Related Work & Insights¶
- vs. Pivot / PrunedPivot: This work inherits their \(O(1)\)-approximation guarantees. Its key contribution is porting these to the sublinear memory + node-arrival constraint model.
- vs. Assadi et al. 2023 (edge stream): While the output format is similar, this paper's additive term \(n^{1-\alpha}\) is much tighter than their \(\delta n^2\). The lower bounds also provide a more granular characterization of the model.
- vs. Dynamic Algorithms (Insertion/Deletion Streams): That line of research focuses on update time and still requires \(\Omega(n)\) space; this work is complementary.
Rating¶
- Novelty: ⭐⭐⭐⭐⭐ The first systematic sublinear algorithm for correlation clustering in node-arrival streams, complete with lower bounds.

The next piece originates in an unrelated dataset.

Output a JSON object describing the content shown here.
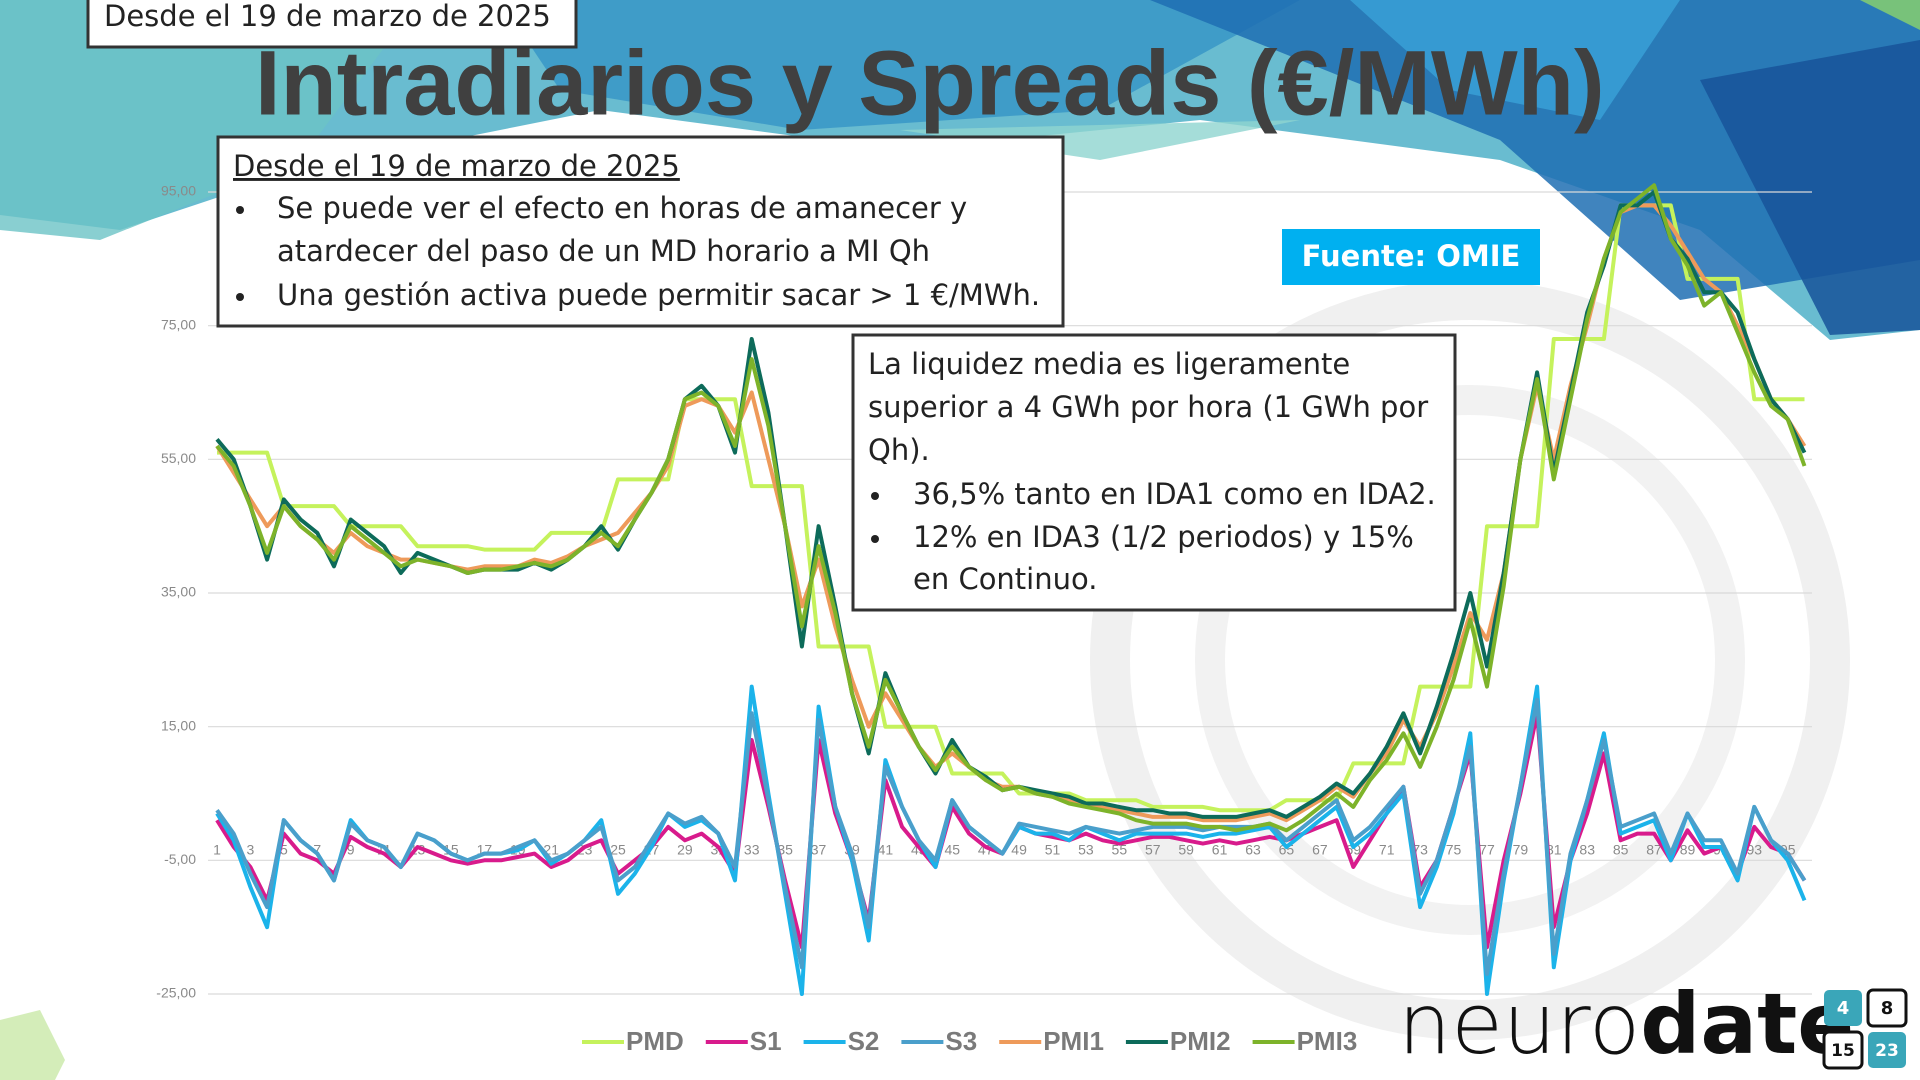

- Experimental Thoroughness: ⭐⭐⭐ Real-world data is used, but limited to similarity graphs generated by embedding thresholds.
- Writing Quality: ⭐⭐⭐⭐ Rigorous theoretical derivation with clear definitions, lemmas, and theorems.
- Value: ⭐⭐⭐⭐ Directly applicable to "clusterability metrics" for large-scale similarity graphs; the paradigm is highly transferable.